#7009 Williams - BMW-Williams FW23 (2001)
BMW-Williams FW23 (2001) as used by Ralf Schumacher (No 5) from the Williams F1 team at the Technik Museum Sinsheim (Germany)
The BMW-Williams FW23 was the car with which the Williams team competed in the 2001 Formula One (F1) World Championship. It was driven by German Ralf Schumacher (No 5), who was in his third year with the team, and Colombian Juan Pablo Montoya (No 6), a previous Formula 3000 and CART champion who was making his F1 début. 2001 was Williams' second year with engine partners BMW and the promise shown in 2000 translated into raw speed and some good results throughout the year, including the team's first win since 1997, at Imola. The powerful engine, well-designed chassis, the Michelin tyres' tendency to work well in hot conditions and the efforts of two quick drivers resulted in a haul of four victories and the team's re-emergence at the top of the sport, alongside Ferrari and McLaren. The car was especially strong on faster circuits such as Hockenheim and Monza, where the BMW engine put Williams at a distinct advantage over their rivals. However, Williams was not able to mount a title challenge, for several reasons. Firstly, the BMW engines were more unreliable than their rivals, resulting in a finishing rate of less than 50%. Secondly, in contrast to the faster circuits, the chassis was not as competitive on high-downforce tracks such as Monaco and the Hungaroring. Thirdly, both drivers made several mistakes, Montoya in particular as he came to terms with F1. However, the team still finished a clear third in the Constructors' Championship, with 80 points. Williams went into the 2001 season with major sponsorships such as Allianz, Nortel Networks, Compaq, Reuters, Veltins, Petrobras, Castrol and newcomer WorldCom.

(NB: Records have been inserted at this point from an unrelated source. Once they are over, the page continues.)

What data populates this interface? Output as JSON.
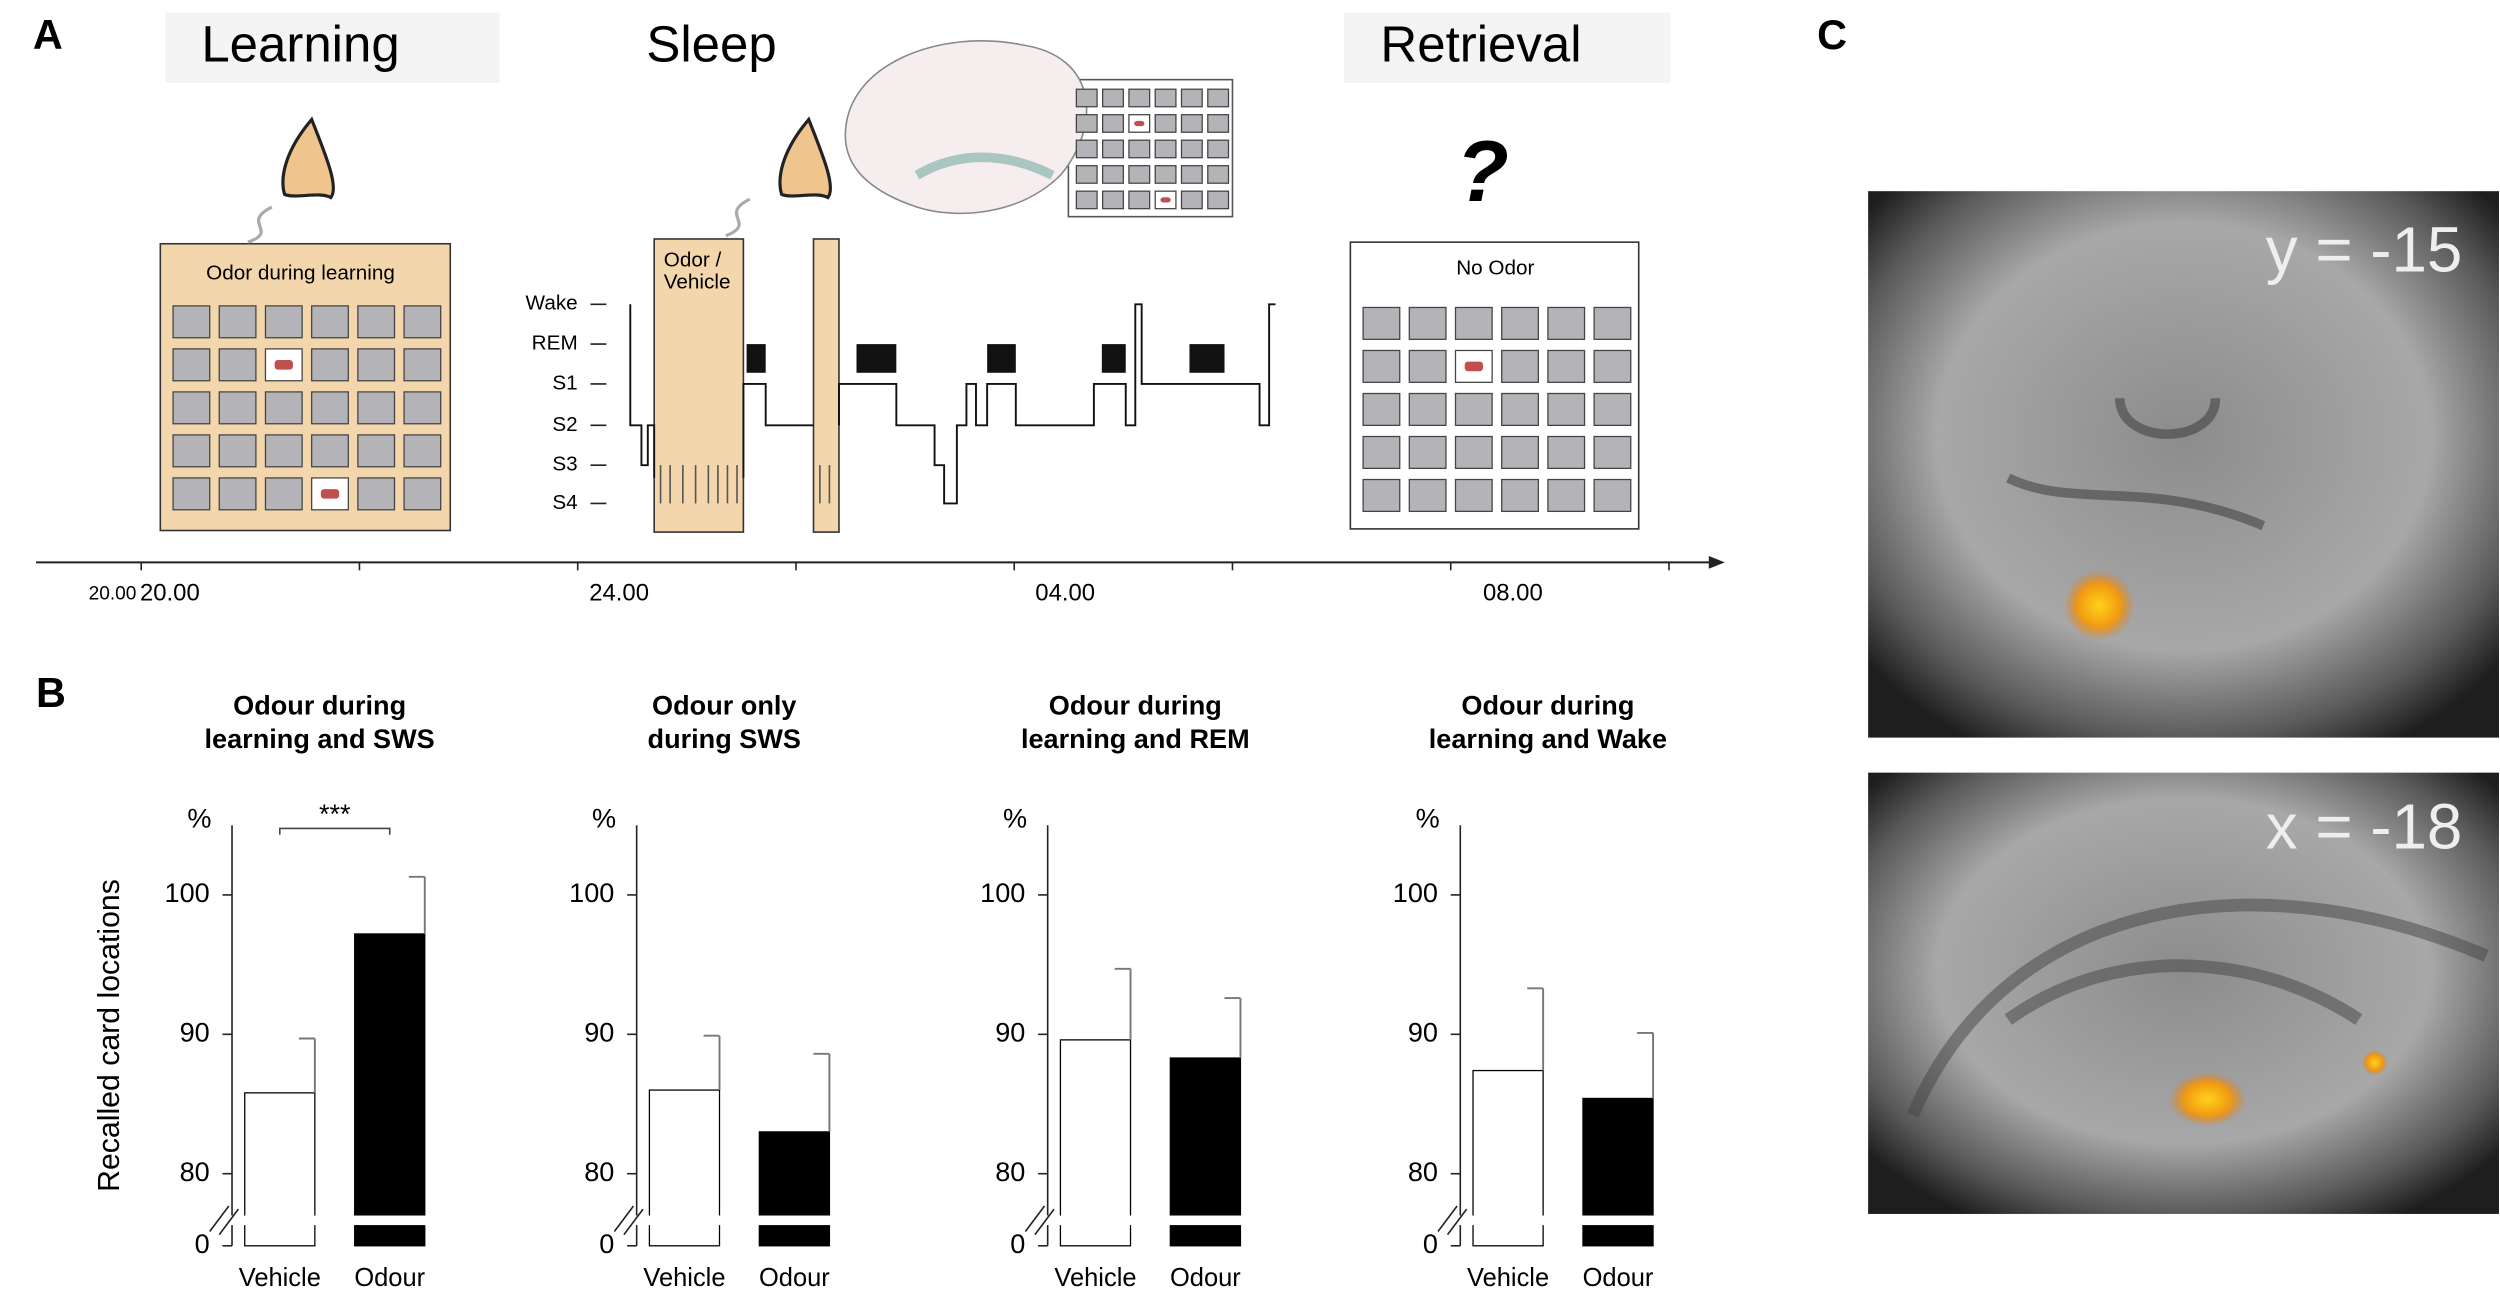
{
  "panel_a": {
    "label": "A",
    "phases": [
      "Learning",
      "Sleep",
      "Retrieval"
    ],
    "box_learning": "Odor during learning",
    "box_sleep": "Odor / Vehicle",
    "box_retrieval": "No Odor",
    "stages": [
      "Wake",
      "REM",
      "S1",
      "S2",
      "S3",
      "S4"
    ],
    "times": [
      "20.00",
      "20.00",
      "24.00",
      "04.00",
      "08.00"
    ]
  },
  "panel_b_label": "B",
  "chart_data": [
    {
      "type": "bar",
      "title": [
        "Odour during",
        "learning and SWS"
      ],
      "y_label": "Recalled card locations",
      "unit_label": "%",
      "categories": [
        "Vehicle",
        "Odour"
      ],
      "values": [
        85.8,
        97.2
      ],
      "errors": [
        3.9,
        4.1
      ],
      "colors": [
        "#ffffff",
        "#000000"
      ],
      "ylim": [
        0,
        105
      ],
      "yticks": [
        0,
        80,
        90,
        100
      ],
      "axis_break": [
        0,
        77
      ],
      "annotation": "***"
    },
    {
      "type": "bar",
      "title": [
        "Odour only",
        "during SWS"
      ],
      "unit_label": "%",
      "categories": [
        "Vehicle",
        "Odour"
      ],
      "values": [
        86.0,
        83.0
      ],
      "errors": [
        3.9,
        5.6
      ],
      "colors": [
        "#ffffff",
        "#000000"
      ],
      "ylim": [
        0,
        105
      ],
      "yticks": [
        0,
        80,
        90,
        100
      ],
      "axis_break": [
        0,
        77
      ]
    },
    {
      "type": "bar",
      "title": [
        "Odour during",
        "learning and REM"
      ],
      "unit_label": "%",
      "categories": [
        "Vehicle",
        "Odour"
      ],
      "values": [
        89.6,
        88.3
      ],
      "errors": [
        5.1,
        4.3
      ],
      "colors": [
        "#ffffff",
        "#000000"
      ],
      "ylim": [
        0,
        105
      ],
      "yticks": [
        0,
        80,
        90,
        100
      ],
      "axis_break": [
        0,
        77
      ]
    },
    {
      "type": "bar",
      "title": [
        "Odour during",
        "learning and Wake"
      ],
      "unit_label": "%",
      "categories": [
        "Vehicle",
        "Odour"
      ],
      "values": [
        87.4,
        85.4
      ],
      "errors": [
        5.9,
        4.7
      ],
      "colors": [
        "#ffffff",
        "#000000"
      ],
      "ylim": [
        0,
        105
      ],
      "yticks": [
        0,
        80,
        90,
        100
      ],
      "axis_break": [
        0,
        77
      ]
    }
  ],
  "panel_c": {
    "label": "C",
    "slices": [
      "y = -15",
      "x = -18"
    ]
  }
}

The Technik Museum Sinsheim (Sinsheim Museum of Technology) is a technology museum with a strong emphasis on motorized means of transport.
It has been located in the town of Sinsheim (south-east of Heidelberg) in the German state of Baden-Württemberg since its opening in 1981. The two supersonic airliners Concorde and Tupolev Tu-144, which are standing together, are the most striking attraction, but the museum has several collections. The collection includes: aircraft, classic vintage cars, racing- and classic motorcycles, racy sports cars, Formula One legends, extensive militaria, mechanical, rarities and fashions. The museum was founded by car enthusiasts, with the entrepreneur Eberhard Layher as initiator. In addition, the museum also features an IMAX 3D cinema with state-of-the-art 4K technology and a 22x27 metre (about 72x88 ft) projection screen. The museum is connected to the Technik Museum Speyer (Speyer Museum of Technology) in the city of Speyer, which is 34 kilometres (21 mi) to the west.